Mark Cuban Is Dead Wrong On Powerball Advice
Mark Cuban is obviously a smart guy. You don’t go from teaching disco dancing to a net worth of $3 billion by making stupid fiscal decisions.
That said, his advice for whoever wins tonight’s historic $1.5 billion Powerball lottery is way off base. Two things stand out immediately:
1. Don’t be an angel investor. “You don’t become a smart investor when you win the lottery,” said Cuban. “Don’t make investments. You can put it in the bank and live comfortably. Forever. You will sleep a lot better knowing you won’t lose money.”
So let me get this straight, the only people qualified to be angel investors are business guys who get rich? People aren’t born angel investors they become angels after they make a ton of money. Cuban was a new, young billionaire who bought an NBA team but realized that playing golf and going on vacations weren’t conducive to his lifestyle. So he jumped into angel investing. Thanks to the smash-hit Shark Tank, he’s the arguably one of the most famous and successful angels out there. But other people can’t do the same and filter money to promising young startups?
Marc Kramer, a serial entrepreneur who is president of Kramer Communications, said angel investing is an important way to share your new found wealth with the community — after, of course, being careful to consult with accountants and lawyers.
“Spend a year or more learning about angel investing by reading books such as Angel Investing: The Gust Guide to Making Money and Having Fun Investing in Startups, joining angel organizations like Robin Hood Ventures or Delaware Crossing Investor Group, and attending the annual Angel Venture Fair,” said Kramer. “I would bring in experts in fields I’m interested in and make investments in $100,000 increments. A $100,000 investment in a startup buys you a good percentage of the company — often ranging from 10 percent to 25 percent.”
He also says to get yourself on non-profit boards as a way to open doors for the companies you invest in. “I would ask my attorney and accountant who are the most successful angel investors and ask to co-invest with them so I could learn from them,” he said.
Still, new investors make plenty of mistakes.

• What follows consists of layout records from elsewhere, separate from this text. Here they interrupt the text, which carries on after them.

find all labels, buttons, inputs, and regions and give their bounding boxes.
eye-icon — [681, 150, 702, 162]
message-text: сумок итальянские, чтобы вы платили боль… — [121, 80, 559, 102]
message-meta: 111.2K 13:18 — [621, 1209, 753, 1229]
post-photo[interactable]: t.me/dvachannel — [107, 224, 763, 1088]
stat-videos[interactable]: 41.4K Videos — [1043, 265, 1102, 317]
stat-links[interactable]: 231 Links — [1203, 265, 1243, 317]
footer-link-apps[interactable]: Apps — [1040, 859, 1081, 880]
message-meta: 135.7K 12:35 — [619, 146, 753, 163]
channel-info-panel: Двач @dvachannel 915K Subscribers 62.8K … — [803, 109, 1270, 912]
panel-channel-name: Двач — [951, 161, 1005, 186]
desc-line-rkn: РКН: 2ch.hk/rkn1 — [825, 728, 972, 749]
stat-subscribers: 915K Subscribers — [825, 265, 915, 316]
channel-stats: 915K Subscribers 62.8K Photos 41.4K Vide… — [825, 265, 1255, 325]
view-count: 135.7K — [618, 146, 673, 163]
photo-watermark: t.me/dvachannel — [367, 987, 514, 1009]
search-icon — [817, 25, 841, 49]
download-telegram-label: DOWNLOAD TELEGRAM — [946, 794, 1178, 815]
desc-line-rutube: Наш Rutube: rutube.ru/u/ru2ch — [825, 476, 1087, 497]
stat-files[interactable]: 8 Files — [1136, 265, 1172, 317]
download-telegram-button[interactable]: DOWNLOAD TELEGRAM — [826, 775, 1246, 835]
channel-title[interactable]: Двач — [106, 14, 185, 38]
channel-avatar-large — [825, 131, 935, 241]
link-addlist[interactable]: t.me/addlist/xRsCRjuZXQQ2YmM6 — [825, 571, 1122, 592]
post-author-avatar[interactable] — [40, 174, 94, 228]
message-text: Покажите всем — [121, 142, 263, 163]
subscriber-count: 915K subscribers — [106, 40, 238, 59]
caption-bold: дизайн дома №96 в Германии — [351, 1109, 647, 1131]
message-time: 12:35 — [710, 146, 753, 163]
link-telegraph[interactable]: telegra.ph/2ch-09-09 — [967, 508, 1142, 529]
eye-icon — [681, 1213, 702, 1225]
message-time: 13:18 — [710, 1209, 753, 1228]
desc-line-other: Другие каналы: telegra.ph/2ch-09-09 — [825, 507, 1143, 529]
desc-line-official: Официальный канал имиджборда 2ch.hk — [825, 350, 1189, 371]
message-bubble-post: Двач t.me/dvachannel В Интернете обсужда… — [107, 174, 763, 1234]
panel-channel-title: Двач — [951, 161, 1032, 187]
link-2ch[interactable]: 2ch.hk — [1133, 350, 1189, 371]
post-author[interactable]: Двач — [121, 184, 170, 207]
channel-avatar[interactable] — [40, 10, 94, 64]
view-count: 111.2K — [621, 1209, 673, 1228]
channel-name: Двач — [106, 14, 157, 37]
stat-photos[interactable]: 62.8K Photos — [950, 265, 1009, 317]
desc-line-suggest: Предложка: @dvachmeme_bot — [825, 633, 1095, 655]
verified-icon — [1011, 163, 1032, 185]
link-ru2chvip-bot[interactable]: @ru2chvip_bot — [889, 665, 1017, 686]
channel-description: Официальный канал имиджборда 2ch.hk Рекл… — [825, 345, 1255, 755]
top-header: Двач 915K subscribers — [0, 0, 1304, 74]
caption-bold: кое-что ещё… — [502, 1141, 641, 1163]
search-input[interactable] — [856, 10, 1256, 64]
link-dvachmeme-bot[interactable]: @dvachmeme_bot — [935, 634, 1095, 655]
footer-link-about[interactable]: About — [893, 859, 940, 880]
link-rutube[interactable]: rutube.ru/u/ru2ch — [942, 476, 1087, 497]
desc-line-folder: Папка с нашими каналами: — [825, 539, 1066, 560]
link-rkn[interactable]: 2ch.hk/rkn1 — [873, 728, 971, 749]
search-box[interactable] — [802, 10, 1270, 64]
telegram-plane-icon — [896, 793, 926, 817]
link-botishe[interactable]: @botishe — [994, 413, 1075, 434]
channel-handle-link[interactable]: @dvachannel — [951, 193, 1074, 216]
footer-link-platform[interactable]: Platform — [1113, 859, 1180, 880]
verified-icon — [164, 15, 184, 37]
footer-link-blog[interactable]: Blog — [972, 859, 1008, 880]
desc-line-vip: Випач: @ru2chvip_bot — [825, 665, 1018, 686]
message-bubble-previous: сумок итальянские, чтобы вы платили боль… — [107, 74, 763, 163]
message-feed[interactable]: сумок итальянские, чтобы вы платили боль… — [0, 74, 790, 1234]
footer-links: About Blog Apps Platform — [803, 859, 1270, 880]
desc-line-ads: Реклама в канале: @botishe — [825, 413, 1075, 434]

Kramer lays out seven of them here (including falling in love with “sexy technology” and thinking surveys don’t lie.)
2. Don’t take the lump sum. “You don’t want to blow it all in one spot,” said Cuban.
Perhaps Cuban is just reacting to the horrifying number of lottery winners who go broke soon after they win. In fact, the National Endowment for Financial Education says that approximately 70 percent of winners lose the money within just the first few years.
Martin Schamis, head of wealth planning at Janney Montgomery Scott, says that a lottery winner should immediately assemble a team consisting of an estate attorney, CPA and financial advisor — even before claiming their prize or deciding whether to take a lump sum or annuity.
In most cases, Schamis says to take the lump sum. After figuring out the maximum amount you should give to charity from a tax benefit standpoint and setting up trust funds for dependents to pass along money tax free, you can spend roughly 4 percent to 5 percent per year. Winning $1 million, for example, really just gives you $40,000 per year extra if it’s earning 4 percent in investments.
“With a lump sum, you get an opportunity to create a legacy,” he said. “You have more control over your money and it can last a lot longer than just your lifetime.”
People need to realize that winning the lottery is a life-changing situation “and whatever you’ve done leading up to this point doesn’t apply anymore,” he said. “Mark’s advice is just as bad as any other out there. You don’t know what to tell someone something without knowing their particular situation.” Schamis said a lottery winner should figure out their dreams then lean on their team to help execute them.
This should seem obvious, but don’t go buying expensive stuff right away.
“What usually bankrupts lottery winners is they drastically change their lives quickly,” he said. “All the sudden the cash flow required to support the is new lifestyle is greater than the amount the lump sum can generate.”